For example, let’s say the parents getting divorced involves one of the parents staying and living in the former marital home. The children primarily reside with that parent staying in a marital home under those circumstances. The reason is because it’s probably not a good idea to move far away to take the kids out of school even though you’re not necessarily court ordered to remain in the house. The reason for that is oftentimes prior to being a final divorce order, the courts have a preference for keeping the children in the same area in which they’ve grown up and have lived. Relocating with children during the divorce process could be a disadvantage when it comes to parenting. However, limited instances do exist when it is in the best interest of someone to relocate.
One example where one may choose to relocate and feel in the best interest to do so, would be not getting the financial help needed and have no other alternatives but to move out of state. Some other limited instances might be acceptable to relocate with children prior to the temporary hearing. The key is to know whether it’s going to be in the best interest of the children and affect the overall parenting as well. Moving out of state can severely impact the parenting of the children.
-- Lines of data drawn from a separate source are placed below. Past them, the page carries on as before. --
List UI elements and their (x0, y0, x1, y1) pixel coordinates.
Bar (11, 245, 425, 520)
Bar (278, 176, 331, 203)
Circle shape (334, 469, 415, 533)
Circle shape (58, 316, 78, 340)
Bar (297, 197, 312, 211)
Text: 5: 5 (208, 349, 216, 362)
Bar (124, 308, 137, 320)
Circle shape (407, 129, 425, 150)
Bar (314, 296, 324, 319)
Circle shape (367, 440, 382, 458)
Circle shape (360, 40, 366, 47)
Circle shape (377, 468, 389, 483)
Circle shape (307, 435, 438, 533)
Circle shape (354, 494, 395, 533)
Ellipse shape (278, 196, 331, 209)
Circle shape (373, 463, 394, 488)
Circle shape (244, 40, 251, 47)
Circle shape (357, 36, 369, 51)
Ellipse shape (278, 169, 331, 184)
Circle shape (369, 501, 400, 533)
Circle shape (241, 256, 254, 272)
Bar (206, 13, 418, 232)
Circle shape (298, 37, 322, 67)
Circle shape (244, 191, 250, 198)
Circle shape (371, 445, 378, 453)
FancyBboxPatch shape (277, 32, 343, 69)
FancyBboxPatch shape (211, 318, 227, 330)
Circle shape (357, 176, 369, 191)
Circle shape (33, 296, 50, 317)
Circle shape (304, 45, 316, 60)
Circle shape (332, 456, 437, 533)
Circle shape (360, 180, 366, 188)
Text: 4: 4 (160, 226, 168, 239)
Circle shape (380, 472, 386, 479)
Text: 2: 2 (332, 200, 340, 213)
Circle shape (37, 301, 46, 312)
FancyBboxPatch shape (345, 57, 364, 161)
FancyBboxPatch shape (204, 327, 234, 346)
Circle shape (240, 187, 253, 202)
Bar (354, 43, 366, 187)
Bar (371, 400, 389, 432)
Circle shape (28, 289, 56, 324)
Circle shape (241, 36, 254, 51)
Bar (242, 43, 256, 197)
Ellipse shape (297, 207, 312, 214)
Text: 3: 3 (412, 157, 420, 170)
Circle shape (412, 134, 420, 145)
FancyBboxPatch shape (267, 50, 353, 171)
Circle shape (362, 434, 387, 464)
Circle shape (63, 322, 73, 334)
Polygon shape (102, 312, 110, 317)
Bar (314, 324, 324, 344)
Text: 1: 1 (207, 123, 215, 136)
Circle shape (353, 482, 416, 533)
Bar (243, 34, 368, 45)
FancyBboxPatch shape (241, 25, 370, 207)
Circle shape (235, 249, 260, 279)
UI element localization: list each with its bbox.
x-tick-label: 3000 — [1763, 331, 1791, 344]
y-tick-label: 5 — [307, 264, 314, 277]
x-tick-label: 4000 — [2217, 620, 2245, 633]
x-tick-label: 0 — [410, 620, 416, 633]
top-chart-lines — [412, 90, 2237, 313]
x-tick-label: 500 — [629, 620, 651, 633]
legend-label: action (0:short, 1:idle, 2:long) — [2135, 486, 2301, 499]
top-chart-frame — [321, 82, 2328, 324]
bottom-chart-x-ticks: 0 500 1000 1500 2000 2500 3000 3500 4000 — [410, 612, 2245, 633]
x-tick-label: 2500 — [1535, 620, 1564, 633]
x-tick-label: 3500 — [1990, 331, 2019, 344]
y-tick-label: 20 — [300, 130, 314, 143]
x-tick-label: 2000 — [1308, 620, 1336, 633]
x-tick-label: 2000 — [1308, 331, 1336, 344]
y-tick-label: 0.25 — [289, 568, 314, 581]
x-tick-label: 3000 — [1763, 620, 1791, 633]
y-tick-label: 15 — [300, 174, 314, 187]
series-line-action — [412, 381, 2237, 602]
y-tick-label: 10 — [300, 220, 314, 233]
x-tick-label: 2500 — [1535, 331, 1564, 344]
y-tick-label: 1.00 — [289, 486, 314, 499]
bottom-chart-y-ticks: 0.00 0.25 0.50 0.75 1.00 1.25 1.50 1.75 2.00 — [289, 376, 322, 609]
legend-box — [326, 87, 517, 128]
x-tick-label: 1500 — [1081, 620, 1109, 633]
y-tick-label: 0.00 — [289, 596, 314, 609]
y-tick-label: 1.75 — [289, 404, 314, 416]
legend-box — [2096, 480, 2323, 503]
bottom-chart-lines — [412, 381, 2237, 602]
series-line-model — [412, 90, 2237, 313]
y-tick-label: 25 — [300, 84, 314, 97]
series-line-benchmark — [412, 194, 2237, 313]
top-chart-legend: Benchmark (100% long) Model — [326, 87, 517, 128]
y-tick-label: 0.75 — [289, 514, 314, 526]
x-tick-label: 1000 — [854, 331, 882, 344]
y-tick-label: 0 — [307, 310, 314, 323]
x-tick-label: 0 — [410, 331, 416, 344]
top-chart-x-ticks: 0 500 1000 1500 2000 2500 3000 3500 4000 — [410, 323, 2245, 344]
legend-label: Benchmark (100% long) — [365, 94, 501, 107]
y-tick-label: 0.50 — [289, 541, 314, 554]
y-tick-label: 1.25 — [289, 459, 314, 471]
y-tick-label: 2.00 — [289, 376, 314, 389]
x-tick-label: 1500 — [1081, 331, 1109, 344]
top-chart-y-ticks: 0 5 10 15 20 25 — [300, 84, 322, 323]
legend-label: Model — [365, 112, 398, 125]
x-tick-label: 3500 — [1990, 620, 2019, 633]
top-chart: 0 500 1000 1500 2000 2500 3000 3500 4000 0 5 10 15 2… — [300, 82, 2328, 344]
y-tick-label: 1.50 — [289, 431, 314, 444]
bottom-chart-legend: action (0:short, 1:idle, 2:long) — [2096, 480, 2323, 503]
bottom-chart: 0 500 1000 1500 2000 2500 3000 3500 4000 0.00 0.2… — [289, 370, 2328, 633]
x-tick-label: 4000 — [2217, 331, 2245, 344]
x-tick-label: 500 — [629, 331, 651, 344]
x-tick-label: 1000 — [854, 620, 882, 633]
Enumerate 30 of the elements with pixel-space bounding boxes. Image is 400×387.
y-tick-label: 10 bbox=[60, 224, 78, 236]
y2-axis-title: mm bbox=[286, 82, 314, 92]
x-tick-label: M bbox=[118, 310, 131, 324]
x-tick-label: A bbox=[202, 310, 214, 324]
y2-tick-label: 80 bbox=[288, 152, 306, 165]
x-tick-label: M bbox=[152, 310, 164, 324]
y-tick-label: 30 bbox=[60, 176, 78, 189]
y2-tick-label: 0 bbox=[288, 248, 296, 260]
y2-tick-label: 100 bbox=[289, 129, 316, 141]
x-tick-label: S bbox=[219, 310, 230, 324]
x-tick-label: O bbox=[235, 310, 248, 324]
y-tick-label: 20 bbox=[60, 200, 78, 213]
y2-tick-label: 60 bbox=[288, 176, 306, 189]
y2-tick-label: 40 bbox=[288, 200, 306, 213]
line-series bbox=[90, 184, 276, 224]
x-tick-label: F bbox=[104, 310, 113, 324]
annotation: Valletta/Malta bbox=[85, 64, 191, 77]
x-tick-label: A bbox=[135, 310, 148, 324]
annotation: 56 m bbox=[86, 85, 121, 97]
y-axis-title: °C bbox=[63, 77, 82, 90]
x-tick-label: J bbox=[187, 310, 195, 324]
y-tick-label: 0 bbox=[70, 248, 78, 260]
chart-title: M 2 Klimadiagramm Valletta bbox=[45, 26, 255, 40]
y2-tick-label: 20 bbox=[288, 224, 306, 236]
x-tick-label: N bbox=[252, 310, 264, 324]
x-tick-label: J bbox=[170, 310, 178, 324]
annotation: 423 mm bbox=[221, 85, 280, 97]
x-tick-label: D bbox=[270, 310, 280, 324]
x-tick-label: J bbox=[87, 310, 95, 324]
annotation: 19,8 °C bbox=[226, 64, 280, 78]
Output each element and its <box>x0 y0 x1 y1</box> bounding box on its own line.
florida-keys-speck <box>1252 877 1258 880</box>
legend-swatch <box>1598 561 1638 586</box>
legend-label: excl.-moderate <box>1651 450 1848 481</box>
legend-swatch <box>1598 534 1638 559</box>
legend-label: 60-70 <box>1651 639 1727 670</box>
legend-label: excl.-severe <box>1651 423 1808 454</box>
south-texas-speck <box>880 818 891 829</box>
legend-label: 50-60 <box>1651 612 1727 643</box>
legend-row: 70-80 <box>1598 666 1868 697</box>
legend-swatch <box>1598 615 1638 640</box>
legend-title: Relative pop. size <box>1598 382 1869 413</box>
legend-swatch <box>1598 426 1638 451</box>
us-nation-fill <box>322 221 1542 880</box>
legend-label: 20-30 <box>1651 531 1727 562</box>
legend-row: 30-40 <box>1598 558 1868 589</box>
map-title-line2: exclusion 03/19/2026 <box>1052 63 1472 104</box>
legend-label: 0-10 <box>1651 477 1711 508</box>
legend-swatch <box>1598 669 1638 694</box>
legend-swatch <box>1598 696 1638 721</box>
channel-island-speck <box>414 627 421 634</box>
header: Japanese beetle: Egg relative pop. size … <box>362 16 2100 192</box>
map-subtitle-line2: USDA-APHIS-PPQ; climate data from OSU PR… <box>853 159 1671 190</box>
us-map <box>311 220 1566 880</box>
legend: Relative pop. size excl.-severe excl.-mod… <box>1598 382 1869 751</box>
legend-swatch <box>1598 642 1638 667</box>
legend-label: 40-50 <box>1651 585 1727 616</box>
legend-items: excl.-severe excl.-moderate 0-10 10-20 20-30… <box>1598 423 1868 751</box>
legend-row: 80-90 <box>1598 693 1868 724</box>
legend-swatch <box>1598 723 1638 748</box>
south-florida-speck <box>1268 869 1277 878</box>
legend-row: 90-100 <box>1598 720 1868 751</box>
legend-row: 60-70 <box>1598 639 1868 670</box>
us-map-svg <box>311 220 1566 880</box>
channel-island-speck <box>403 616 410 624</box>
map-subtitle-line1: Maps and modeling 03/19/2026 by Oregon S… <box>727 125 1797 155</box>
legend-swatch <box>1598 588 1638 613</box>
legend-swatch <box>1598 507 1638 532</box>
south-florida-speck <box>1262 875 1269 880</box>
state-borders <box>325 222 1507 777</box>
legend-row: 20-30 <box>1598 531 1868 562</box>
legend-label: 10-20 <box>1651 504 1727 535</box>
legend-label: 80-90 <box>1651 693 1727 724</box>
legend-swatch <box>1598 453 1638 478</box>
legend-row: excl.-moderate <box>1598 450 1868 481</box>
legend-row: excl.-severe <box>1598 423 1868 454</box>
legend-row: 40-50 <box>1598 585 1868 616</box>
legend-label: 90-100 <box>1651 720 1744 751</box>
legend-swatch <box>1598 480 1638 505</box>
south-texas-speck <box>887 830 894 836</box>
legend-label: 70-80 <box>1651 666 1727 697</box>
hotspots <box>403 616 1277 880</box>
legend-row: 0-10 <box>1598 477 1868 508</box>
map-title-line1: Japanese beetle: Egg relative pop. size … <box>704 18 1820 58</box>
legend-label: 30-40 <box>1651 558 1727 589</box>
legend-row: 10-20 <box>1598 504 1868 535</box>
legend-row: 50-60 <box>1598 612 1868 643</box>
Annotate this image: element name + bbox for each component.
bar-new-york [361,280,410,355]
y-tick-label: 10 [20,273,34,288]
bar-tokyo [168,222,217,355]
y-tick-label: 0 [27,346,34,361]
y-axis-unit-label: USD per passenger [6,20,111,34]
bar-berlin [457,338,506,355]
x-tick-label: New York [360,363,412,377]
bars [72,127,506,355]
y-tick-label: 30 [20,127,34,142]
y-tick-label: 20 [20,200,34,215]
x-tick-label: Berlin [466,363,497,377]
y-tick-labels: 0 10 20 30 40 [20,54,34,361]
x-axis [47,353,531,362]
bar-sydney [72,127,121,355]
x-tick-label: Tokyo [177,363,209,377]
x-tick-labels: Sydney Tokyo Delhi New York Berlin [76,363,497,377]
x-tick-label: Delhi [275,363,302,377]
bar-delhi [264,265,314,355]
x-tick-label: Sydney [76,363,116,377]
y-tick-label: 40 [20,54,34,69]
Most of the times during and after the divorce, it’s impractical for the most part for parents to be in different states. It’s always a good idea to talk to an attorney prior to doing such a bold thing as relocating far away from your ex. If parents are divorcing and moving across town, that’s not going to be unreasonable. However, moving to a different state during and after the divorce process can be difficult for the parents of the children and most importantly, the children overall.